Three DimensionsMarch 12, 2010 Leave a comment
This week, Melinda and I will be facilitating two workshops at the Transforming Race conference, hosted by the Kirwan Institute at The Ohio State University. Here’s a sneak preview of some of what we’ll be covering.
Facilitating discussions and dialogues about race can be tough. Lack of information and knowledge, different lived experiences, unspoken assumptions, varying definitions of key concepts and differing interpretations of problems and solutions are just a few of the things that can get in the way of groups communicating authentically and building solid agreements. I’ve found that attention to three dimensions of preparing for such conversations can make all the difference between productive engagement and destructive experiences that take years to repair.
One dimension relates to process: planning the who, what, where, when, and how of discussions. We find that some people who approach these conversations with a solid foundation on the content of the conversation—race, race equity, dynamics of oppression, and the like—can face challenges when they don’t focus sufficiently on the process. Asking the following kinds of questions are essential to setting up for success: What are the intended outcomes of the conversation—from the point of view of the conveners and the participants? What role am I playing: Presenter? Trainer? Facilitator? Coach? All of the above? How can I strike a balance between communicating information, persuading people about my analysis, and engaging participants in discussion that leads them to their own conclusions and agreements? How do I design a process that moves a group systematically to a common understanding and a shared vision of what’s possible? And, how can discussions about such potentially volatile issues be authentic, safe (note, I said safe, not necessarily comfortable), and productive? In my experience, the disciplines of facilitation and group dynamics offer useful strategies for intervening to help a group get “unstuck” and get a derailed conversation back on track.

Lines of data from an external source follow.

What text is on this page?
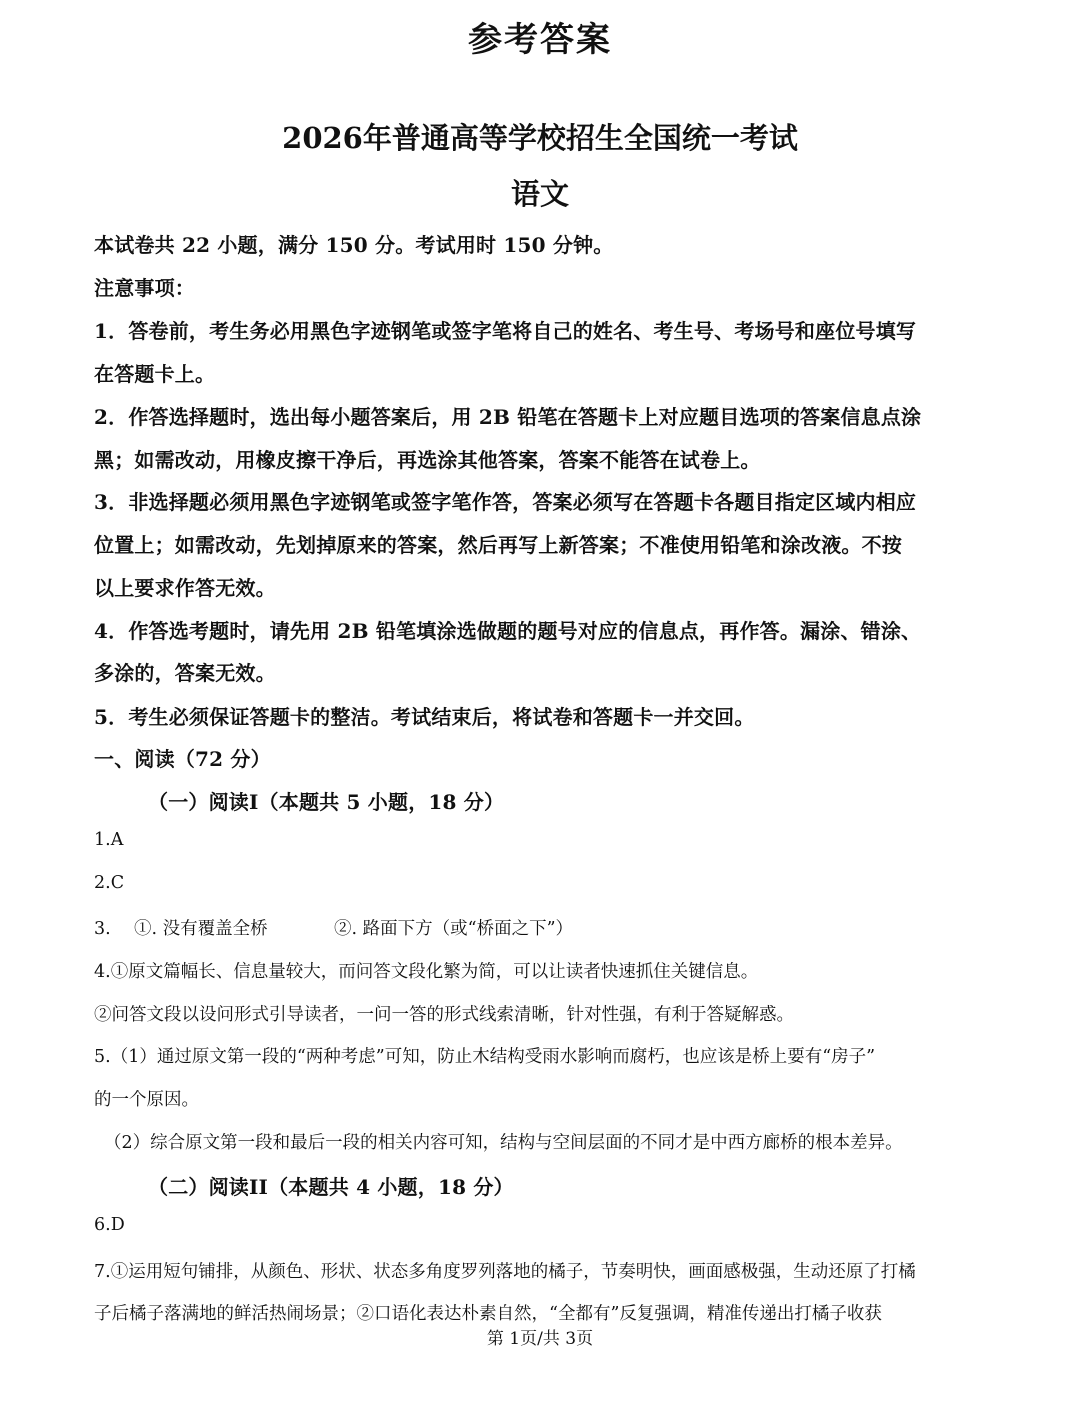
参考答案
2026年普通高等学校招生全国统一考试
语文
本试卷共 22 小题，满分 150 分。考试用时 150 分钟。
注意事项：
1．答卷前，考生务必用黑色字迹钢笔或签字笔将自己的姓名、考生号、考场号和座位号填写
在答题卡上。
2．作答选择题时，选出每小题答案后，用 2B 铅笔在答题卡上对应题目选项的答案信息点涂
黑；如需改动，用橡皮擦干净后，再选涂其他答案，答案不能答在试卷上。
3．非选择题必须用黑色字迹钢笔或签字笔作答，答案必须写在答题卡各题目指定区域内相应
位置上；如需改动，先划掉原来的答案，然后再写上新答案；不准使用铅笔和涂改液。不按
以上要求作答无效。
4．作答选考题时，请先用 2B 铅笔填涂选做题的题号对应的信息点，再作答。漏涂、错涂、
多涂的，答案无效。
5．考生必须保证答题卡的整洁。考试结束后，将试卷和答题卡一并交回。
一、阅读（72 分）
（一）阅读I（本题共 5 小题，18 分）
1.A
2.C
3. ①. 没有覆盖全桥	②. 路面下方（或“桥面之下”）
4.①原文篇幅长、信息量较大，而问答文段化繁为简，可以让读者快速抓住关键信息。
②问答文段以设问形式引导读者，一问一答的形式线索清晰，针对性强，有利于答疑解惑。
5.（1）通过原文第一段的“两种考虑”可知，防止木结构受雨水影响而腐朽，也应该是桥上要有“房子”
的一个原因。
（2）综合原文第一段和最后一段的相关内容可知，结构与空间层面的不同才是中西方廊桥的根本差异。
（二）阅读II（本题共 4 小题，18 分）
6.D
7.①运用短句铺排，从颜色、形状、状态多角度罗列落地的橘子，节奏明快，画面感极强，生动还原了打橘
子后橘子落满地的鲜活热闹场景；②口语化表达朴素自然，“全都有”反复强调，精准传递出打橘子收获
第 1页/共 3页
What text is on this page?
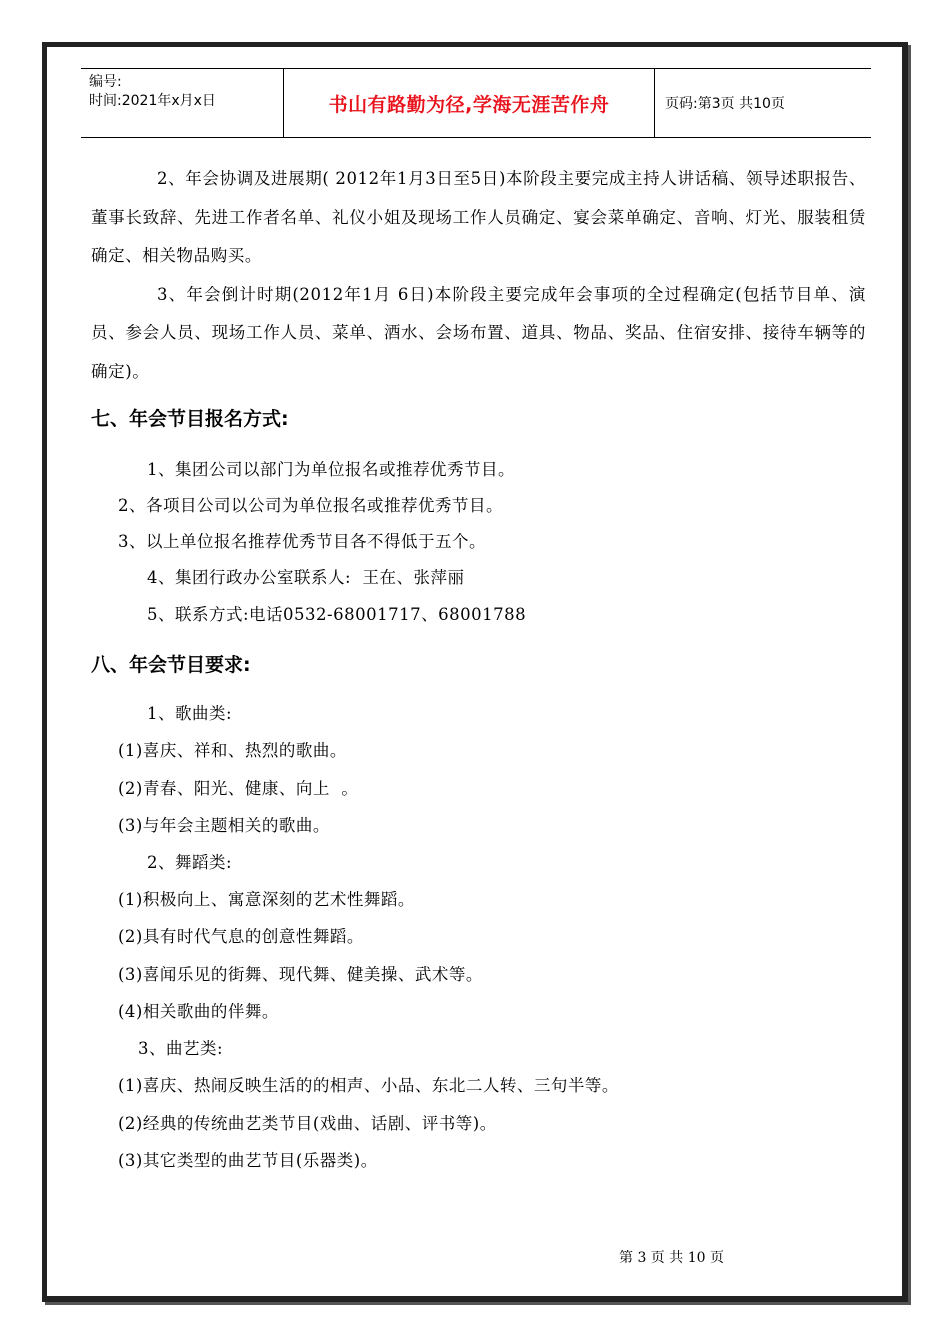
编号:
时间:2021年x月x日	书山有路勤为径,学海无涯苦作舟	页码:第3页 共10页

2、年会协调及进展期( 2012年1月3日至5日)本阶段主要完成主持人讲话稿、领导述职报告、董事长致辞、先进工作者名单、礼仪小姐及现场工作人员确定、宴会菜单确定、音响、灯光、服装租赁确定、相关物品购买。

3、年会倒计时期(2012年1月 6日)本阶段主要完成年会事项的全过程确定(包括节目单、演员、参会人员、现场工作人员、菜单、酒水、会场布置、道具、物品、奖品、住宿安排、接待车辆等的确定)。

七、年会节目报名方式:
1、集团公司以部门为单位报名或推荐优秀节目。
2、各项目公司以公司为单位报名或推荐优秀节目。
3、以上单位报名推荐优秀节目各不得低于五个。
4、集团行政办公室联系人:  王在、张萍丽
5、联系方式:电话0532-68001717、68001788
八、年会节目要求:
1、歌曲类:
(1)喜庆、祥和、热烈的歌曲。
(2)青春、阳光、健康、向上  。
(3)与年会主题相关的歌曲。
2、舞蹈类:
(1)积极向上、寓意深刻的艺术性舞蹈。
(2)具有时代气息的创意性舞蹈。
(3)喜闻乐见的街舞、现代舞、健美操、武术等。
(4)相关歌曲的伴舞。
3、曲艺类:
(1)喜庆、热闹反映生活的的相声、小品、东北二人转、三句半等。
(2)经典的传统曲艺类节目(戏曲、话剧、评书等)。
(3)其它类型的曲艺节目(乐器类)。
第 3 页 共 10 页
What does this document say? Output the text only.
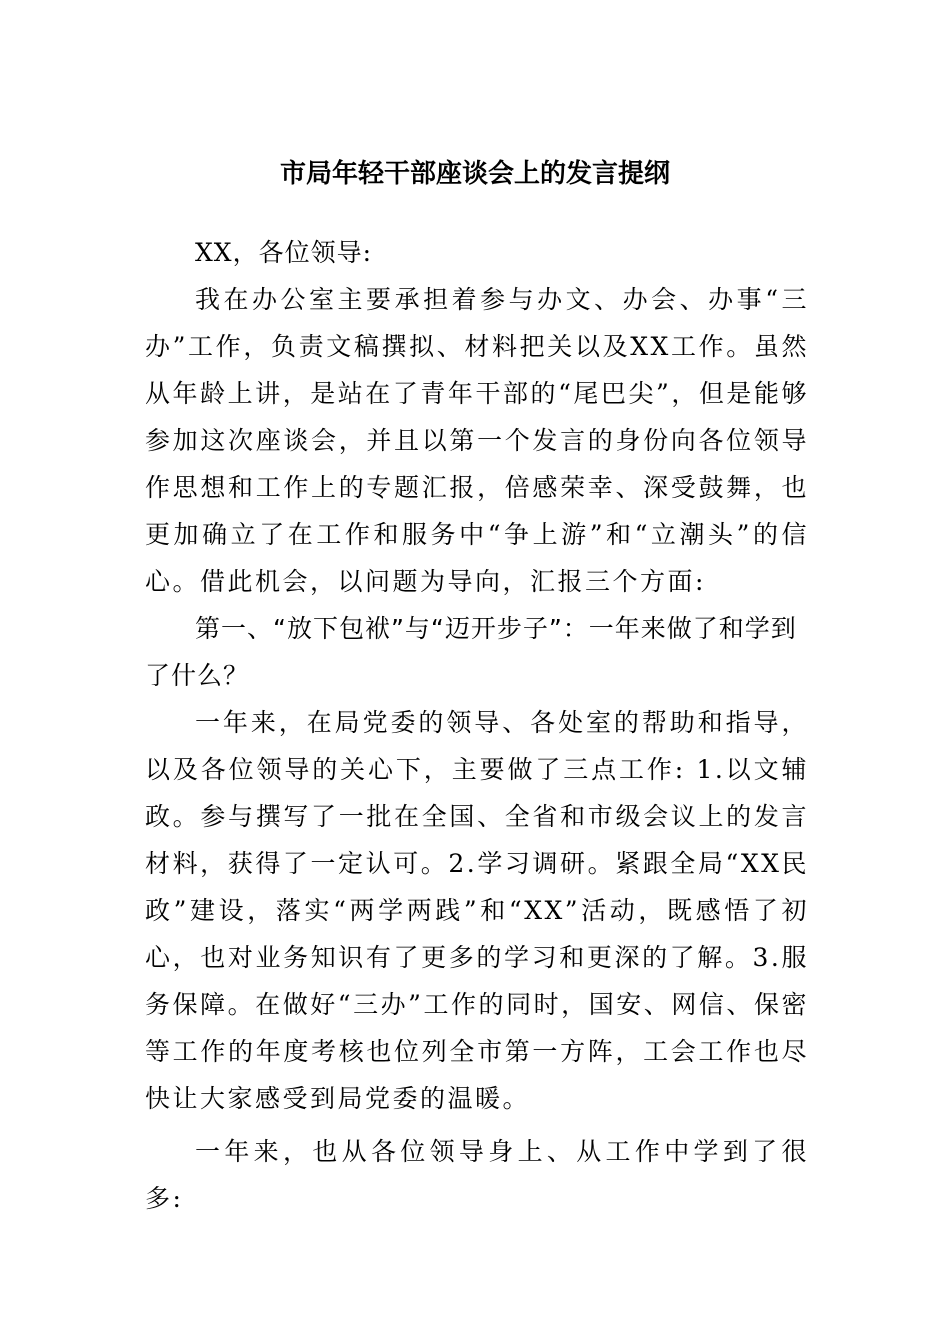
市局年轻干部座谈会上的发言提纲

XX，各位领导:

我在办公室主要承担着参与办文、办会、办事“三办”工作，负责文稿撰拟、材料把关以及XX工作。虽然从年龄上讲，是站在了青年干部的“尾巴尖”，但是能够参加这次座谈会，并且以第一个发言的身份向各位领导作思想和工作上的专题汇报，倍感荣幸、深受鼓舞，也更加确立了在工作和服务中“争上游”和“立潮头”的信心。借此机会，以问题为导向，汇报三个方面:

第一、“放下包袱”与“迈开步子”：一年来做了和学到了什么？

一年来，在局党委的领导、各处室的帮助和指导，以及各位领导的关心下，主要做了三点工作: 1.以文辅政。参与撰写了一批在全国、全省和市级会议上的发言材料，获得了一定认可。2.学习调研。紧跟全局“XX民政”建设，落实“两学两践”和“XX”活动，既感悟了初心，也对业务知识有了更多的学习和更深的了解。3.服务保障。在做好“三办”工作的同时，国安、网信、保密等工作的年度考核也位列全市第一方阵，工会工作也尽快让大家感受到局党委的温暖。

一年来，也从各位领导身上、从工作中学到了很多:
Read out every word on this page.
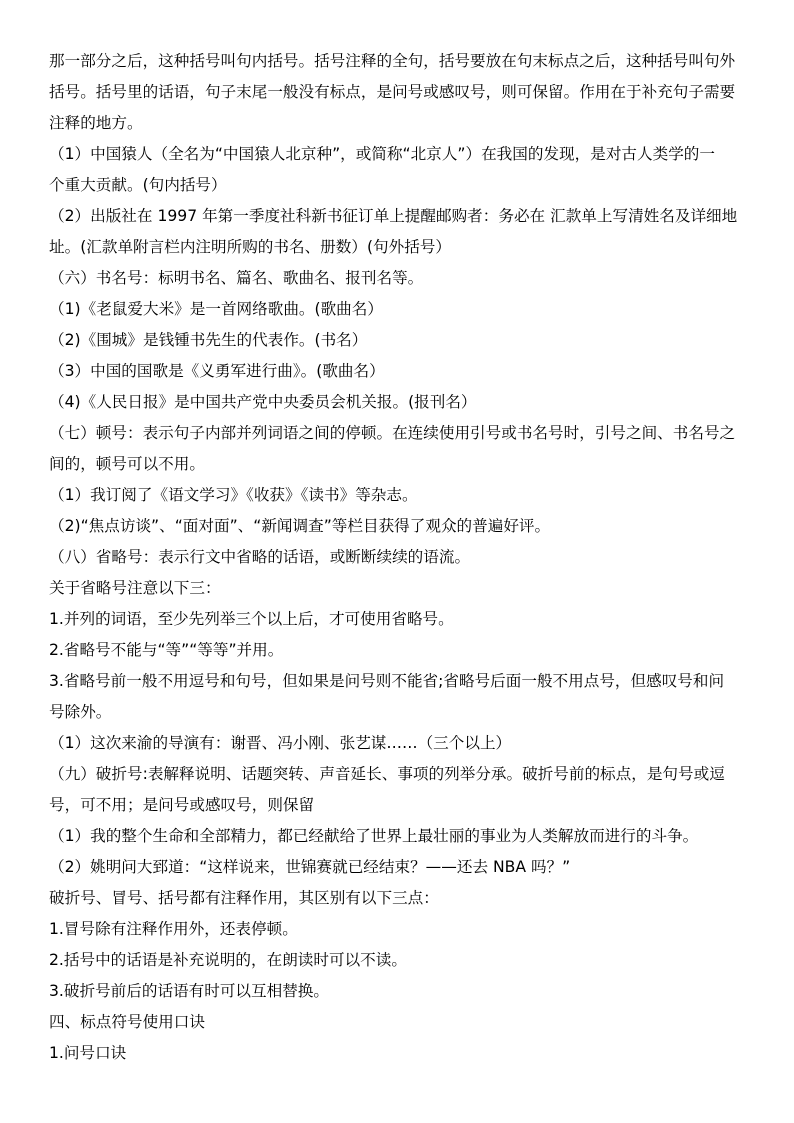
那一部分之后，这种括号叫句内括号。括号注释的全句，括号要放在句末标点之后，这种括号叫句外

括号。括号里的话语，句子末尾一般没有标点，是问号或感叹号，则可保留。作用在于补充句子需要

注释的地方。

（1）中国猿人（全名为“中国猿人北京种”，或简称“北京人”）在我国的发现，是对古人类学的一

个重大贡献。(句内括号）

（2）出版社在 1997 年第一季度社科新书征订单上提醒邮购者：务必在 汇款单上写清姓名及详细地

址。(汇款单附言栏内注明所购的书名、册数）(句外括号）

（六）书名号：标明书名、篇名、歌曲名、报刊名等。

（1)《老鼠爱大米》是一首网络歌曲。(歌曲名）

（2)《围城》是钱锺书先生的代表作。(书名）

（3）中国的国歌是《义勇军进行曲》。(歌曲名）

（4)《人民日报》是中国共产党中央委员会机关报。(报刊名）

（七）顿号：表示句子内部并列词语之间的停顿。在连续使用引号或书名号时，引号之间、书名号之

间的，顿号可以不用。

（1）我订阅了《语文学习》《收获》《读书》等杂志。

（2)“焦点访谈”、“面对面”、“新闻调查”等栏目获得了观众的普遍好评。

（八）省略号：表示行文中省略的话语，或断断续续的语流。

关于省略号注意以下三：

1.并列的词语，至少先列举三个以上后，才可使用省略号。

2.省略号不能与“等”“等等”并用。

3.省略号前一般不用逗号和句号，但如果是问号则不能省;省略号后面一般不用点号，但感叹号和问

号除外。

（1）这次来渝的导演有：谢晋、冯小刚、张艺谋……（三个以上）

（九）破折号:表解释说明、话题突转、声音延长、事项的列举分承。破折号前的标点，是句号或逗

号，可不用；是问号或感叹号，则保留

（1）我的整个生命和全部精力，都已经献给了世界上最壮丽的事业为人类解放而进行的斗争。

（2）姚明问大郅道：“这样说来，世锦赛就已经结束？——还去 NBA 吗？”

破折号、冒号、括号都有注释作用，其区别有以下三点：

1.冒号除有注释作用外，还表停顿。

2.括号中的话语是补充说明的，在朗读时可以不读。

3.破折号前后的话语有时可以互相替换。

四、标点符号使用口诀

1.问号口诀
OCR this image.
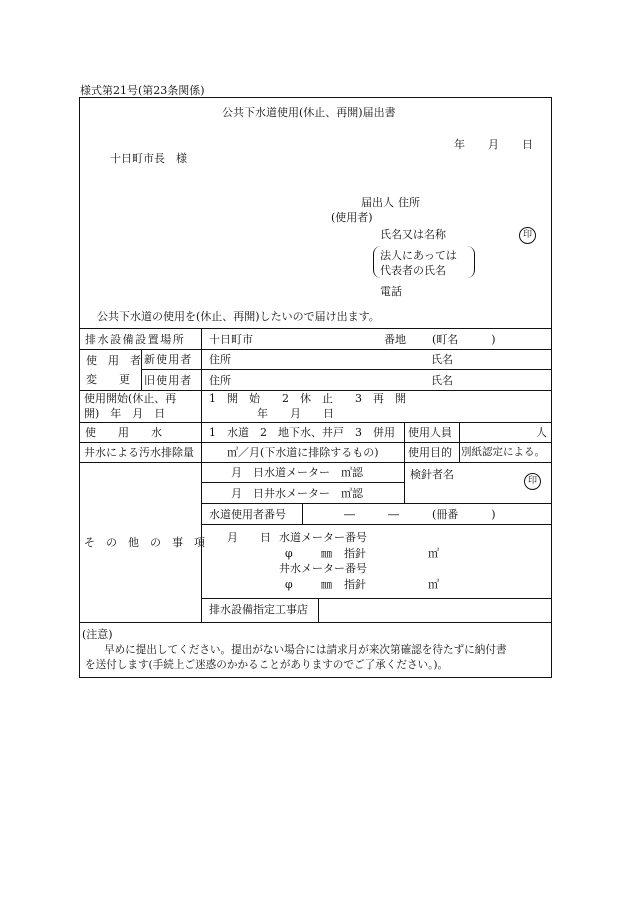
様式第21号(第23条関係)
公共下水道使用(休止、再開)届出書
年 月 日
十日町市長　様
届出人 住所
(使用者)
氏名又は名称	印
法人にあっては
代表者の氏名
電話
公共下水道の使用を(休止、再開)したいので届け出ます。
排水設備設置場所 十日町市	番地 (町名　　　)
使　用　者
変　　更
新使用者 住所	氏名
旧使用者 住所	氏名
使用開始(休止、再
開)　年　月　日
1　開　始　　2　休　止　　3　再　開
年　　月　　日
使　　用　　水	1　水道　2　地下水、井戸　3　併用 使用人員	人
井水による汚水排除量	㎥／月(下水道に排除するもの)	使用目的 別紙認定による。
そ　の　他　の　事　項
月　日水道メーター　㎥認
月　日井水メーター　㎥認
検針者名	印
水道使用者番号	―　　　―　　　(冊番　　　)
月　　日 水道メーター番号
φ	㎜ 指針	㎥
井水メーター番号
φ	㎜ 指針	㎥
排水設備指定工事店
(注意)
早めに提出してください。提出がない場合には請求月が来次第確認を待たずに納付書
を送付します(手続上ご迷惑のかかることがありますのでご了承ください。)。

A second dimension is preparing for the content of the conversation: What’s the history, analysis, key concepts, and information that people need to engage in order to achieve their intended results? We find that some people who approach race-related conversations with a solid foundation in more general facilitation and collaboration skills—process expertise, if you will—can face a very different set of challenges. Asking the following kinds of questions can help to prepare for the content of race equity conversations: How can I help participants understand the context of any given conversation and what that implies about what’s “on the table”? How much do I need to know about the context and the content, even if I’m not being asked to provide expertise on the content? How can I anticipate and prepare to deal with hot button issues or places where a group will get stuck? How might my own knowledge and beliefs about race and racial equity, and my own identity, either help or hinder the work?
The third element of preparation is about we can use ourselves as instruments. Regardless of our role in a given discussion and regardless of whether we are more experienced around process or content, the way we show up as people matters. If we are peaceful or angry, anxious or focused, open or judgmental, that will have an impact on the groups with which we work. We’ve found that a variety of strategies for staying centered, dealing with strong emotions, exploring our own identities and worldviews are essential to enabling facilitators of discussions about race and racial equity to meet people where they are and guide them to where they want to go together.
How are you preparing yourself for conversations about race?